A COURTROOM witnessed emotional scenes today when a desperate mother shouted and screamed as her son was sent to prison for stealing booze from a supermarket.

Louise Loveridge begged magistrates to change their mind after sentencing son Jamie, 20, of Dumbarton Terrace, to eight weeks behind bars for walking out of Marks & Spencer with a bottle of whisky stuffed inside his jacket.

Prison guards had to restrain the pair and prise them apart after they refused to accept the magistrates’ verdict, before the defendant was eventually escorted from the room in handcuffs leaving his mother in floods of tears.

Loveridge appeared at Swindon Magistrates' Court charged with stealing a £32 bottle of whisky from a branch of M&S.

The defendant, who has learning and hearing disabilities and a mental age of an eight-year-old, was caught on CCTV on June 25 pocketing the bottle to fund a £40 per day 'Spice' habit - then a legal high but since banned.

Loveridge was already on probation for previous drug offences and at the time of his trial and owed the court more than £1,000 in fines.

Gordon Hotson, defending, told magistrates: “My client’s use of Spice has been at the root of the offence you are dealing with today and he has got mixed up with a crowd of people that have been dragging him down.

“Since his recent arrests he has tried to distance himself from this crowd and it has significantly reduced his risk of re-offending.

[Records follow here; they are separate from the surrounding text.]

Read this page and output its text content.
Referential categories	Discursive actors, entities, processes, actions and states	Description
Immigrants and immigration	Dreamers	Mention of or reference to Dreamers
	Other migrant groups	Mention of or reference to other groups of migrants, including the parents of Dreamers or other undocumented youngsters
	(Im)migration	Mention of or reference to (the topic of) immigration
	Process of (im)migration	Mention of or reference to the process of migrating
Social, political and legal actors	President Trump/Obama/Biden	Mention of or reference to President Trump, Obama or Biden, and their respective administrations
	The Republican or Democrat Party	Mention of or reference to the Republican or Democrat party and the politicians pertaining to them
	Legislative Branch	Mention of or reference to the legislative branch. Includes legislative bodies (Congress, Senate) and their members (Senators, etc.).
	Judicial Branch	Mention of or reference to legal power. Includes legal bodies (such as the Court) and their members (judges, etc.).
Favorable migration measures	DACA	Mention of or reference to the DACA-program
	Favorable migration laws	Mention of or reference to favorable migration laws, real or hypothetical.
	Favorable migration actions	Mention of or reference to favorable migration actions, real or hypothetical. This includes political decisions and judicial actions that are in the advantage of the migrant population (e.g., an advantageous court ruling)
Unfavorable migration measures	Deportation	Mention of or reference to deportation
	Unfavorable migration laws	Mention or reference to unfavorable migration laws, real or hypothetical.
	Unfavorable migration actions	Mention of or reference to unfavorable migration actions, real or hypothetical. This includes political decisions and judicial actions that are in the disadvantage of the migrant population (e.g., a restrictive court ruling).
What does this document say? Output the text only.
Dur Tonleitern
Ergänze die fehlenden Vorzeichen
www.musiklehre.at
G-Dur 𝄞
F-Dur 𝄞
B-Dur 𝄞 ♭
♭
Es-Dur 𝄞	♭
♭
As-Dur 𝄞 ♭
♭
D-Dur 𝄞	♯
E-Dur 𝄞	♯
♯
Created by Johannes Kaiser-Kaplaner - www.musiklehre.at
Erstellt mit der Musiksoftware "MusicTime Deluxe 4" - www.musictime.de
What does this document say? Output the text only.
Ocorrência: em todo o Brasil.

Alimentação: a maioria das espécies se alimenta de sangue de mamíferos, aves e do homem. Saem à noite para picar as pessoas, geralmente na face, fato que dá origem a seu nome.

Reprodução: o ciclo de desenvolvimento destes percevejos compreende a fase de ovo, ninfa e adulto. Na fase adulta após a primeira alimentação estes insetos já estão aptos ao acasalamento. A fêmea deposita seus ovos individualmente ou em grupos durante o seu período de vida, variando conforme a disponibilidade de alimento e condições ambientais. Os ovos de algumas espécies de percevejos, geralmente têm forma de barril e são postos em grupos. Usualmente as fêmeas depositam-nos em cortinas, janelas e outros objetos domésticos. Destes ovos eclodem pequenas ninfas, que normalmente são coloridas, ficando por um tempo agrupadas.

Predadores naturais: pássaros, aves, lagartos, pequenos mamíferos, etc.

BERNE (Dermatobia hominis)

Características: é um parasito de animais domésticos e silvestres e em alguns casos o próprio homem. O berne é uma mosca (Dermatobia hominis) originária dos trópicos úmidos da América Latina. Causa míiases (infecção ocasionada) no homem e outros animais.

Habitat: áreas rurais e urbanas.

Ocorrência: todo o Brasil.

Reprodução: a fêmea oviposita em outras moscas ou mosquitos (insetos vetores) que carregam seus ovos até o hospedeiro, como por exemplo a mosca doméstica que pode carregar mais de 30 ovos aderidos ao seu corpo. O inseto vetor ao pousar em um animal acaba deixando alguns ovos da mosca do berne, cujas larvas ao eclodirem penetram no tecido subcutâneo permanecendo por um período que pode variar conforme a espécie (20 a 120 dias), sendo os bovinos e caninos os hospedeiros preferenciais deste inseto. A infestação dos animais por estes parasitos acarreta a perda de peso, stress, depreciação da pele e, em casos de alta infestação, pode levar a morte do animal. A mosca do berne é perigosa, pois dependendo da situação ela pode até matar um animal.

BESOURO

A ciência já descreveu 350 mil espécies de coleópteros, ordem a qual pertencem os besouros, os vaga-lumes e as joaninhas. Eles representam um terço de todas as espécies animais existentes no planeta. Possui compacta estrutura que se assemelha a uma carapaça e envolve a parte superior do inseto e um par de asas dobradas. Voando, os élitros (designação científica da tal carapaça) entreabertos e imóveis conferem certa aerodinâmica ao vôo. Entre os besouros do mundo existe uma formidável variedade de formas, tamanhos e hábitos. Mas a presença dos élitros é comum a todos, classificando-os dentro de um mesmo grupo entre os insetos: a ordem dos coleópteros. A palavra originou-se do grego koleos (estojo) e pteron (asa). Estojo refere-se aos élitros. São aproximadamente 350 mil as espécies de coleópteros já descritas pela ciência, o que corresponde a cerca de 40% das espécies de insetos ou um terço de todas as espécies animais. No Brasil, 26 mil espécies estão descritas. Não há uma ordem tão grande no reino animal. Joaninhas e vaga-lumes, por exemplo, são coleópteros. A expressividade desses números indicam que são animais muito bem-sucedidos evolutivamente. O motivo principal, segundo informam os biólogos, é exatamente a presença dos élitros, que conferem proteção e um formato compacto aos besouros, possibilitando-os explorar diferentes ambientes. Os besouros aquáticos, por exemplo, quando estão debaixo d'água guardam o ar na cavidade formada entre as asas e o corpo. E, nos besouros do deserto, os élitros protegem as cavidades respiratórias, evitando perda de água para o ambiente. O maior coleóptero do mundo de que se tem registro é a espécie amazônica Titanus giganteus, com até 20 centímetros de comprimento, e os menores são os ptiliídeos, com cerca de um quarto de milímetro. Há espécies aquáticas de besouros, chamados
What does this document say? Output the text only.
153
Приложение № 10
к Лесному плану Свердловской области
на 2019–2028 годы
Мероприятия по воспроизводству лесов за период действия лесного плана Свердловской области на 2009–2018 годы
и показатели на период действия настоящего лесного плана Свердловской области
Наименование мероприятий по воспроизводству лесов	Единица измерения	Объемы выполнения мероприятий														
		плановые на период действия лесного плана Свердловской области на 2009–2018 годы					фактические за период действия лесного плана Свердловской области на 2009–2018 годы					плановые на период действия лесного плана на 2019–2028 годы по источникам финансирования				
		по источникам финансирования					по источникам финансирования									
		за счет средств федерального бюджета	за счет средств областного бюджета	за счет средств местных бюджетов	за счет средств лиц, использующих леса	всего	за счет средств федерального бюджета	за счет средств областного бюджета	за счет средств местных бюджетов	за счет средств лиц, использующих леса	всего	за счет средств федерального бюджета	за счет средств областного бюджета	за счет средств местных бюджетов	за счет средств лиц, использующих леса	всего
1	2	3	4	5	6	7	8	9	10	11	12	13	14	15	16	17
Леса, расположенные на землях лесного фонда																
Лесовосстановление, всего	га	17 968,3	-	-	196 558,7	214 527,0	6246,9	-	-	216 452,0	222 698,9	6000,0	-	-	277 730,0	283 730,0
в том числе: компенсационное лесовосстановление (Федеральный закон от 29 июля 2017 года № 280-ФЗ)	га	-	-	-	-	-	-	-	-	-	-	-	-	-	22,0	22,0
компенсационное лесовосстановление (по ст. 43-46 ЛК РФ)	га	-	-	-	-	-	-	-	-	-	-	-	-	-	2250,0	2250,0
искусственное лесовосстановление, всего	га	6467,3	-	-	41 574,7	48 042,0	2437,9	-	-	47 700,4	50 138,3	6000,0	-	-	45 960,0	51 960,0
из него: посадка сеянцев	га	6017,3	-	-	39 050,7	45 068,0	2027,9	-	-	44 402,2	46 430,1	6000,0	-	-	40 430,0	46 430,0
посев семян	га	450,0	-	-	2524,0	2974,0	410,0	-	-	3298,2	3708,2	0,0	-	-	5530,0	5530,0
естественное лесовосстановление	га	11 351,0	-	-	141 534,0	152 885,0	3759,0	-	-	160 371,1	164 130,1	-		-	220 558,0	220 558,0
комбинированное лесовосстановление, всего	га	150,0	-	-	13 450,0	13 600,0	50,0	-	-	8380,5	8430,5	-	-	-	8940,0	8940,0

“Because of his difficulties, Jamie is very easily led and very easily influenced. The Probation Service feels that he is not learning his lessons as quick as he should be because he has a tendency to offend whilst being on a community order.

“I submit that an immediate custodial sentence would be very damaging for Mr Loveridge. Were he to find himself in a custodial environment he would be at serious risk of being influenced by others and would be very likely to reoffend when he comes out.

“There is also a significant risk that being in a custodial environment will have a negative effect on his use of Spice and it would not give him the opportunity to completely detox from the substance.

“He knows what he has got to do. He knows he must stay away from the group he has been associating with. He knows that he must keep himself out of trouble completely.”

Mr Hotson argued passionately for a suspended sentence but after 15 minutes of deliberation magistrates returned to deliver a custodial sentence.

Mum Louise pleaded with the bench, saying: “No, I beg you. Give him one last chance, please,” before launching a verbal attack at a representative from the probation service.

On top of an eight-week prison sentence, Loveridge was ordered to pay Marks & Spencer £32.